Das Deutsche Verkehrsforum DVF begrüßt die die Einigung auf einen Koalitionsvertrag zwischen CDU/CSU und SPD. „Wir dürfen keine Zeit mehr verlieren, wir brauchen einen Schnellstart in die Regierungsarbeit. Die künftige Bundesregierung setzt in ihrem Koalitionsvertrag wichtige Akzente für schnelleres Bauen von Infrastrukturen. Diese Impulse müssen jetzt mit dem Sondervermögen zusammengeführt und in Bautätigkeit umgesetzt werden. Unsere Straßen, Brücken, Schleusen und Schienen müssen wieder leistungsfähig und verlässlich werden. Das erwarten wir als Branche von der neuen Regierung, aber auch die Bürgerinnen und Bürger“, sagt DVF-Präsidiumsvorsitzender Frank Dreeke.

Allianz pro Schiene beklagt Finanzierungskreisläufe

Die Allianz pro Schiene sieht in vielerlei Hinsicht Grund zur Freude: Dass die nächste Bundesregierung sich ausdrücklich zu höheren Investitionen in das deutsche Schienennetz bekennt, einen Infraplan gesetzlich verankern will und einen Eisenbahninfrastrukturfonds für mehrjährige Planungssicherheit schaffen will, „werten wir eindeutig als gutes Zeichen“. Weniger glücklich ist der Verband allerdings darüber, dass sich die Koalitionäre für die Wiedereinführung von Finanzierungskreisläufen ausgesprochen haben. „Hier muss aus unserer Sicht nun klargestellt werden, dass bei einem Finanzierungskreislauf Straße von der Lkw-Maut lediglich die Infrastruktur-bezogenen Einnahmen wieder in die Straße fließen. Umwelt- und Klimaaufschläge sollten weiterhin auch in Schiene und Binnenschifffahrt investiert werden dürfen“, heißt es seitens der Allianz pro Schiene.

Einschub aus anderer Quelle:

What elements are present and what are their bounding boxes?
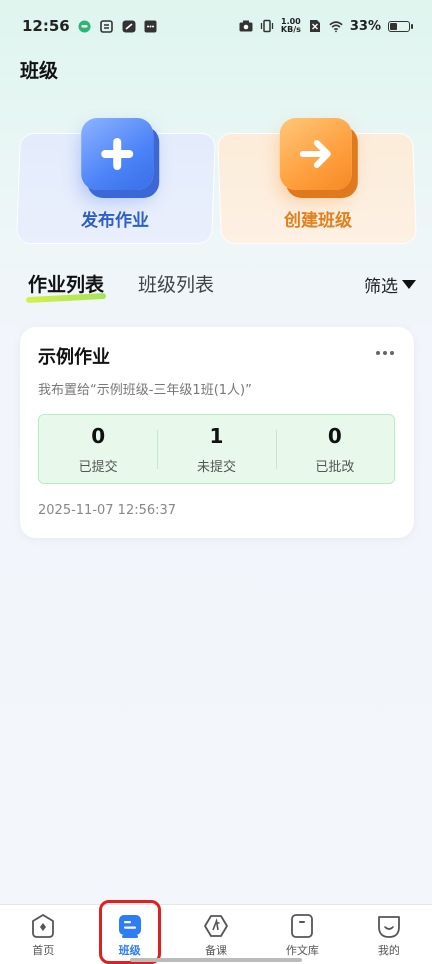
camera-icon: [239, 19, 253, 33]
create-class-card[interactable]: 创建班级: [217, 118, 417, 244]
chat-notification-icon: [78, 19, 92, 33]
dropdown-triangle-icon: [402, 280, 416, 289]
more-options-icon[interactable]: [376, 351, 394, 355]
nav-item-home[interactable]: 首页: [0, 905, 86, 964]
tab-class-list[interactable]: 班级列表: [138, 270, 214, 297]
prepare-lesson-icon: [203, 913, 229, 939]
tab-homework-list[interactable]: 作业列表: [25, 270, 107, 304]
homework-stats: 0 已提交 1 未提交 0 已批改: [38, 414, 395, 484]
home-indicator[interactable]: [130, 958, 302, 962]
class-icon: [117, 913, 143, 939]
network-speed-unit: KB/s: [280, 25, 301, 34]
nav-item-prepare-lesson[interactable]: 备课: [173, 905, 259, 964]
stat-graded-label: 已批改: [315, 459, 355, 475]
create-class-label: 创建班级: [284, 211, 353, 231]
battery-icon: [388, 20, 413, 32]
homework-title: 示例作业: [38, 347, 110, 368]
sim-off-icon: [308, 19, 322, 33]
nav-label-home: 首页: [32, 944, 55, 957]
nav-label-prepare-lesson: 备课: [205, 944, 228, 957]
stat-not-submitted-label: 未提交: [196, 459, 236, 475]
bottom-nav: 首页 班级 备课 作文库 我的: [0, 904, 432, 964]
stat-submitted[interactable]: 0 已提交: [39, 424, 157, 475]
battery-fill: [390, 22, 397, 30]
nav-label-profile: 我的: [377, 944, 400, 957]
home-icon: [30, 913, 56, 939]
profile-icon: [376, 913, 402, 939]
homework-timestamp: 2025-11-07 12:56:37: [38, 503, 177, 518]
nav-item-profile[interactable]: 我的: [346, 905, 432, 964]
arrow-right-icon: [279, 118, 352, 190]
vibrate-icon: [260, 19, 274, 33]
battery-percent: 33%: [349, 18, 381, 34]
network-speed: 1.00 KB/s: [281, 18, 301, 34]
publish-homework-label: 发布作业: [80, 211, 149, 231]
message-notification-icon: [144, 19, 158, 33]
filter-button[interactable]: 筛选: [364, 272, 416, 297]
app-notification-icon: [100, 19, 114, 33]
plus-icon: [81, 118, 154, 190]
nav-item-class[interactable]: 班级: [86, 905, 172, 964]
wifi-icon: [329, 19, 343, 33]
tab-homework-list-label: 作业列表: [28, 274, 105, 296]
tab-class-list-label: 班级列表: [138, 274, 215, 296]
nav-label-essay-library: 作文库: [285, 944, 319, 957]
homework-card[interactable]: 示例作业 我布置给“示例班级-三年级1班(1人)” 0 已提交 1 未提交 0 …: [20, 327, 414, 538]
essay-library-icon: [289, 913, 315, 939]
nav-item-essay-library[interactable]: 作文库: [259, 905, 345, 964]
stat-graded-value: 0: [327, 423, 342, 448]
list-tabs: 作业列表 班级列表: [25, 270, 214, 304]
homework-assignee: 我布置给“示例班级-三年级1班(1人)”: [38, 383, 252, 398]
stat-not-submitted[interactable]: 1 未提交: [157, 424, 275, 475]
nav-label-class: 班级: [118, 944, 141, 957]
publish-homework-card[interactable]: 发布作业: [16, 118, 216, 244]
filter-label: 筛选: [364, 277, 398, 297]
status-bar: 12:56 1.00 KB/s 33%: [0, 0, 432, 52]
stat-not-submitted-value: 1: [209, 423, 224, 448]
stat-graded[interactable]: 0 已批改: [275, 423, 394, 475]
stat-submitted-label: 已提交: [78, 459, 118, 475]
page-title: 班级: [20, 60, 59, 82]
stat-submitted-value: 0: [91, 423, 106, 448]
link-notification-icon: [122, 19, 136, 33]
status-time: 12:56: [22, 17, 70, 35]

BDL fordert zusätzliche Maßnahmen für den Luftverkehr

Der Bundesverband der Deutschen Luftverkehrswirtschaft (BDL) zeigt sich erleichtert, dass die künftige Bundesregierung den Ernst der Lage in der Luftfahrtbranche erkannt habe. Es brauche allerdings zusätzliche Maßnahmen, um den Luftverkehr in Deutschland wieder auf die Erfolgsspur zu bringen. „Erste richtungsweisende Maßnahmen wie die Senkung der Luftverkehrsteuer reichen jedoch nicht aus. Spürbare Entlastungen sind nötig, damit Deutschland am Aufwärtsschwung des Luftverkehrsmarktes teilnimmt“, erläutert BDL-Präsident Jens Bischof. Um langfristig Luftverkehr nach Deutschland zurückzuholen, brauche es entweder eine komplette Streichung der Luftverkehrsteuer oder eine Halbierung der Steuerlast plus eine Beteiligung des Staates an den Flugsicherungskosten und der Luftsicherheitsgebühr. Erst dann werde die Luftfahrtbranche wieder wettbewerbsfähig und könne die Abwanderung von Flugzeugen aus Deutschland aufhalten.